Tooth loss can be a serious problem. When you lose a tooth, the structure of your mouth changes. This may lead to further damage such as gum disease and shifting of other teeth in the arch. Tooth loss also presents a risk of bone loss in the jaw. At Kravitz Dental offices in Miami and Pembroke Pines, we offer the latest solution for tooth loss: dental implants.

What is a dental implant?

The best way to describe a dental implant is as a replacement root. This dental prosthetic may be made of titanium, a material that has a long history of use in orthopedic medicine. The purpose of the dental implant is to act as an artificial anchor to a replacement tooth. In doing this, the implant reinstates the stable foundation that was present when the natural tooth was in place.

Why is it necessary to replace missing teeth?

We need our teeth to chew and to have a nice smile. If one or two teeth are lost, can’t others just pick up the slack? The answer is that they can, but not without consequences. A full row of teeth is necessary to disperse the force of biting and chewing across the upper and lower arch. Empty spaces in between teeth force remaining teeth to endure more force. Additionally, without the proper connection between opposing teeth, it is possible that the bite may change, causing unnecessary stress in the temporomandibular joints. Space in between teeth invites shifting, which could lead to cosmetic problems.

The Bigger Picture

A tooth is not a solitary structure.

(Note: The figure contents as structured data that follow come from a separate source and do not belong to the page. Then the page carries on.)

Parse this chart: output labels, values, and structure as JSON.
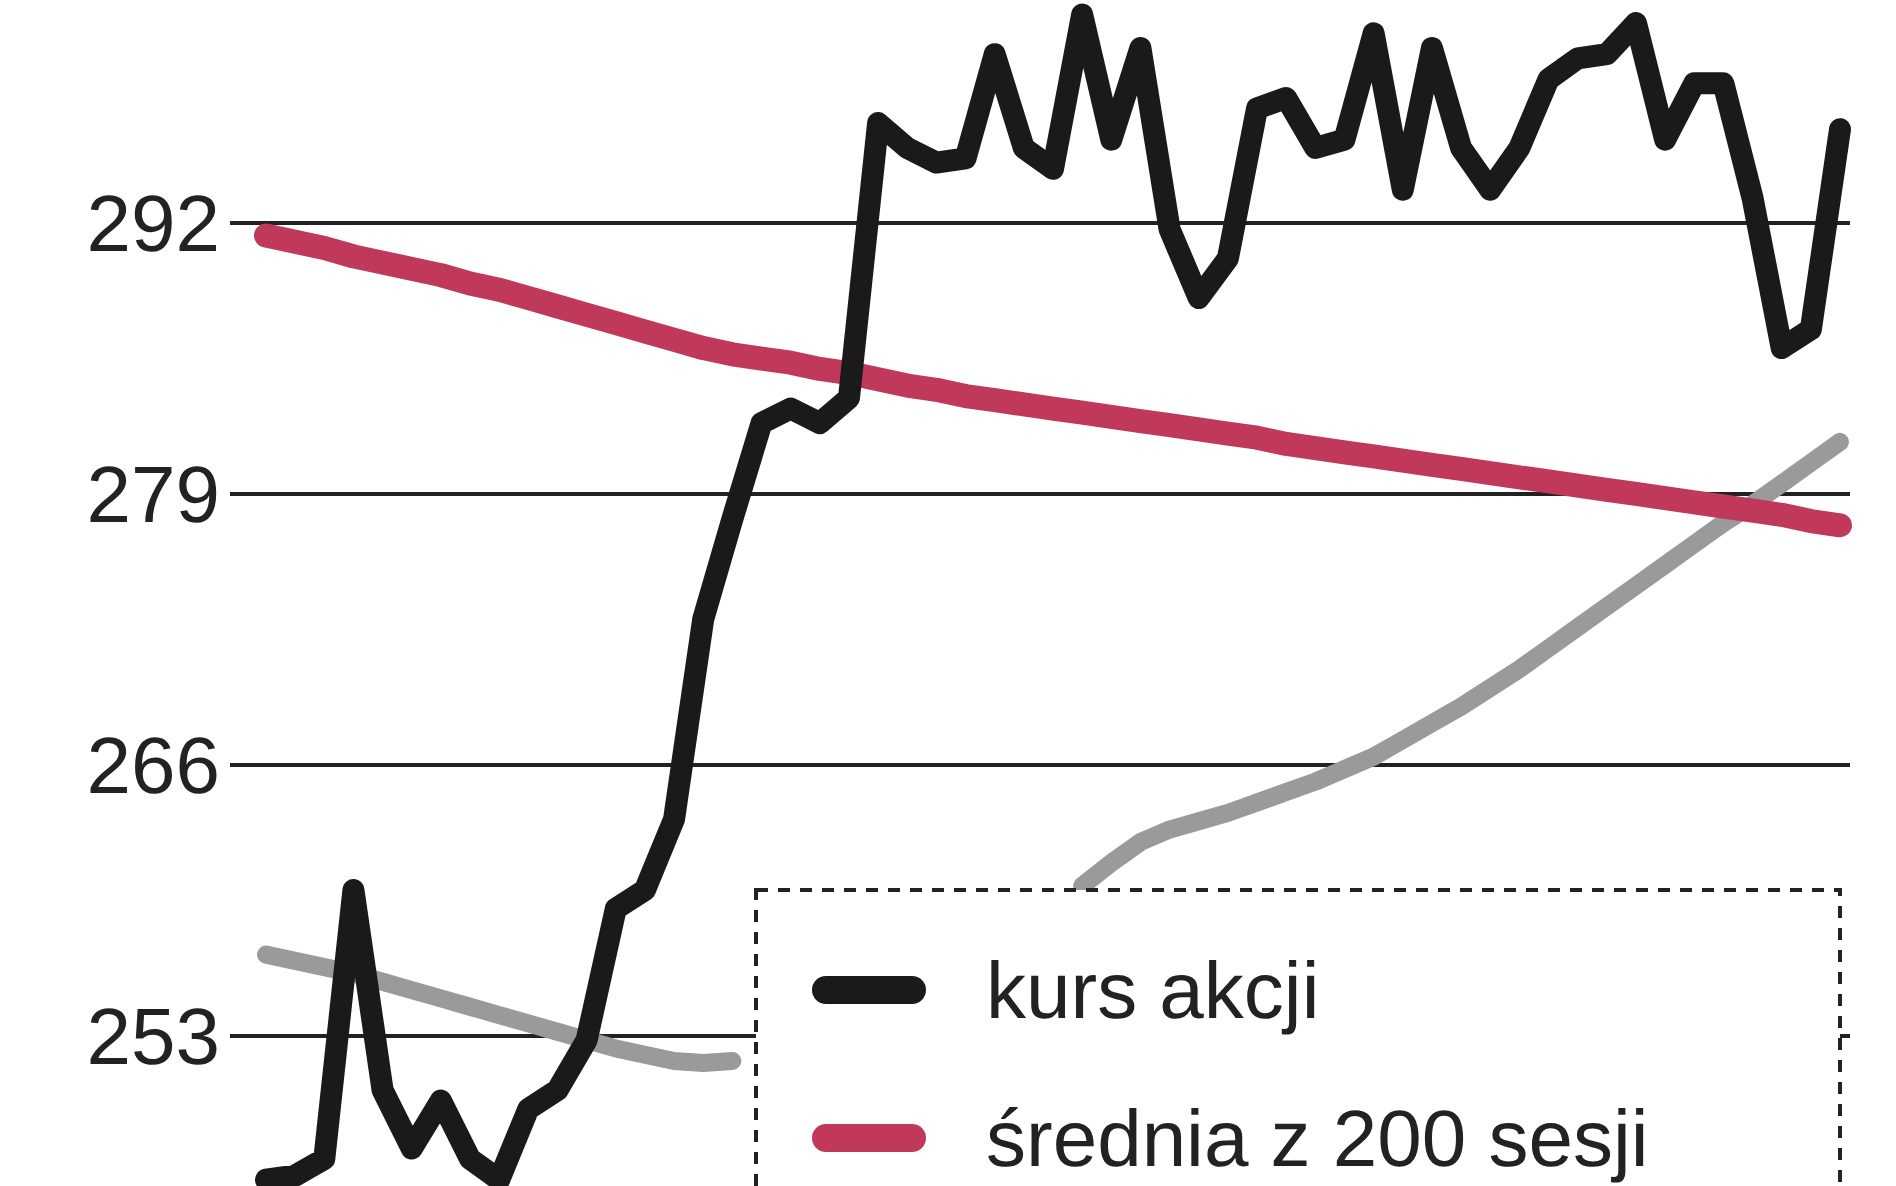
{
  "chart_data": {
    "type": "line",
    "categories": [
      null,
      null,
      null,
      null,
      null,
      null,
      null,
      null,
      null,
      null,
      null,
      null,
      null,
      null,
      null,
      null,
      null,
      null,
      null,
      null,
      null,
      null,
      null,
      null,
      null,
      null,
      null,
      null,
      null,
      null,
      null,
      null,
      null,
      null,
      null,
      null,
      null,
      null,
      null,
      null,
      null,
      null,
      null,
      null,
      null,
      null,
      null,
      null,
      null,
      null,
      null,
      null,
      null,
      null,
      null
    ],
    "series": [
      {
        "color": "#9a9a9a",
        "values": [
          256.9,
          256.6,
          256.3,
          256.0,
          255.6,
          255.2,
          254.8,
          254.4,
          254.0,
          253.6,
          253.2,
          252.8,
          252.4,
          252.1,
          251.8,
          251.7,
          251.8,
          null,
          null,
          null,
          null,
          null,
          null,
          null,
          null,
          null,
          null,
          null,
          260.2,
          261.3,
          262.3,
          262.9,
          263.3,
          263.7,
          264.2,
          264.7,
          265.2,
          265.8,
          266.4,
          267.2,
          268.0,
          268.8,
          269.7,
          270.6,
          271.6,
          272.6,
          273.6,
          274.6,
          275.6,
          276.6,
          277.6,
          278.5,
          279.5,
          280.5,
          281.5
        ]
      },
      {
        "name": "średnia z 200 sesji",
        "color": "#c0395a",
        "values": [
          291.4,
          291.1,
          290.8,
          290.4,
          290.1,
          289.8,
          289.5,
          289.1,
          288.8,
          288.4,
          288.0,
          287.6,
          287.2,
          286.8,
          286.4,
          286.0,
          285.7,
          285.5,
          285.3,
          285.0,
          284.8,
          284.5,
          284.2,
          284.0,
          283.7,
          283.5,
          283.3,
          283.1,
          282.9,
          282.7,
          282.5,
          282.3,
          282.1,
          281.9,
          281.7,
          281.4,
          281.2,
          281.0,
          280.8,
          280.6,
          280.4,
          280.2,
          280.0,
          279.8,
          279.6,
          279.4,
          279.2,
          279.0,
          278.8,
          278.6,
          278.4,
          278.2,
          278.0,
          277.7,
          277.5
        ]
      },
      {
        "name": "kurs akcji",
        "color": "#1a1a1a",
        "values": [
          246.1,
          246.3,
          247.1,
          260.0,
          250.4,
          247.6,
          249.9,
          247.1,
          246.1,
          249.5,
          250.4,
          252.8,
          259.1,
          260.0,
          263.4,
          273.0,
          277.8,
          282.4,
          283.1,
          282.4,
          283.6,
          296.8,
          295.6,
          294.9,
          295.1,
          300.1,
          295.6,
          294.6,
          302.0,
          296.0,
          300.4,
          291.7,
          288.4,
          290.3,
          297.5,
          298.0,
          295.6,
          296.0,
          301.1,
          293.6,
          300.4,
          295.6,
          293.6,
          295.6,
          298.9,
          299.9,
          300.1,
          301.6,
          296.0,
          298.7,
          298.7,
          293.2,
          286.0,
          286.9,
          296.5
        ]
      }
    ],
    "ylim": [
      245.8,
      302.7
    ],
    "yticks": [
      253,
      266,
      279,
      292
    ],
    "grid": "y",
    "legend": "bottom right",
    "marker": "none",
    "line_style": "solid",
    "tick_labels": "y"
  }
}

Teeth are connected to the jawbone through their root system. Therefore, when we lose a tooth, we lose that root system as well. This is significant because teeth and roots are vital to the process of bone regeneration. When we bite and chew, force transfers through tooth structure, through the roots, and into the jawbone, where it supports ongoing bone regeneration through stimulation. Bone regeneration is vital to the preservation of the facial structure. Without adequate bone tissue in the jaw, the area around the mouth sinks inward.

Advantages of Dental Implants

There are several reasons why patients choose to recreate a root system with dental implants. As advantageous as it is to gain a stable structure for chewing and prevent tooth movement, the most important advantage of dental implant treatment is the effect that implants have on the jawbone. As discussed, the bone tissue in the jaw needs to consistently regenerate. For this to happen, there needs to be a root system. By replacing that system with artificial roots, bone can continue to grow as needed to support facial structure.

Dental Implant Process

The initial step of the implant process is to consult with your dentist. Our consultation and examination visit focus on the extent of tooth loss, the state of your oral health, and the condition of your jawbone. Bone density is a vital factor in determining which type of dental implant is most appropriate for you. Many patients are excellent candidates for standard root implants.

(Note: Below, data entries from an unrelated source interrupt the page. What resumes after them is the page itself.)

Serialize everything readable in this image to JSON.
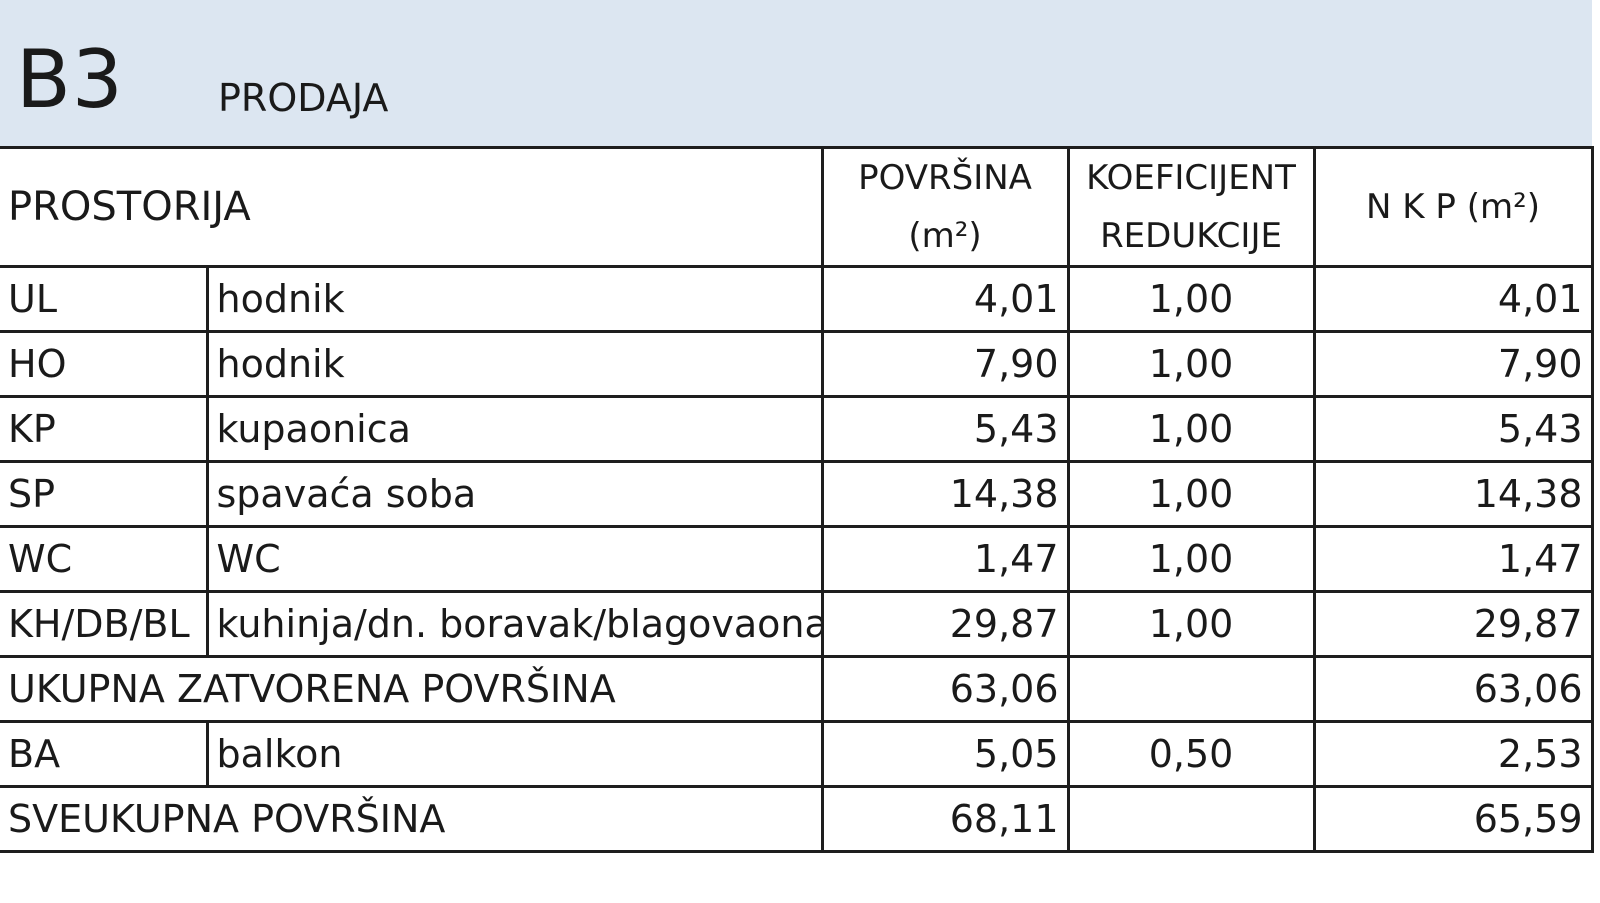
{
  "header": {
    "unit_code": "B3",
    "status": "PRODAJA"
  },
  "columns": {
    "room": "PROSTORIJA",
    "area_line1": "POVRŠINA",
    "area_line2": "(m²)",
    "coef_line1": "KOEFICIJENT",
    "coef_line2": "REDUKCIJE",
    "nkp": "N K P (m²)"
  },
  "rows": [
    {
      "code": "UL",
      "name": "hodnik",
      "area": "4,01",
      "coef": "1,00",
      "nkp": "4,01"
    },
    {
      "code": "HO",
      "name": "hodnik",
      "area": "7,90",
      "coef": "1,00",
      "nkp": "7,90"
    },
    {
      "code": "KP",
      "name": "kupaonica",
      "area": "5,43",
      "coef": "1,00",
      "nkp": "5,43"
    },
    {
      "code": "SP",
      "name": "spavaća soba",
      "area": "14,38",
      "coef": "1,00",
      "nkp": "14,38"
    },
    {
      "code": "WC",
      "name": "WC",
      "area": "1,47",
      "coef": "1,00",
      "nkp": "1,47"
    },
    {
      "code": "KH/DB/BL",
      "name": "kuhinja/dn. boravak/blagovaona",
      "area": "29,87",
      "coef": "1,00",
      "nkp": "29,87"
    }
  ],
  "subtotal": {
    "label": "UKUPNA ZATVORENA POVRŠINA",
    "area": "63,06",
    "nkp": "63,06"
  },
  "balcony": {
    "code": "BA",
    "name": "balkon",
    "area": "5,05",
    "coef": "0,50",
    "nkp": "2,53"
  },
  "total": {
    "label": "SVEUKUPNA POVRŠINA",
    "area": "68,11",
    "nkp": "65,59"
  }
}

After the initial consultation, the course of treatment progresses through:

  1. Implant placement. The implant procedure is performed with local anesthetic and may also include mild sedation if you prefer. This minor surgery creates a small opening through the gums so the implant or implants can be screwed into the jawbone. This is a comfortable process.
  2. Osseointegration. After implants are inserted, the gum tissue is stitched over the bone. Undisturbed, implants are allowed to heal into the jawbone through osseointegration. During this process, bone cells grow around the implant and secure it into place.
  3. Abutment. After a few months of healing, implants are secure and able to hold a small metal piece that will connect the implant post to the artificial tooth. After the abutment is placed, gum tissue is stitched around it.
  4. Tooth replacement. Approximately six weeks after abutment placement, the implant is ready to hold its replacement tooth. Crown placement involves the uncovering of the abutment but no further stitching. Your new and improved smile is ready for the world!

How long do dental implants last?

A dental implant becomes a new root within the jawbone. It is fully stable and can last a lifetime. Good oral care is needed to prevent gum disease, which degrades the soft tissue around the implant and, in severe cases, attacks the jawbone. Patients of Kravitz Dental are provided with clear guidelines regarding the care of dental implants. Additionally, we continue to support you with ongoing professional care.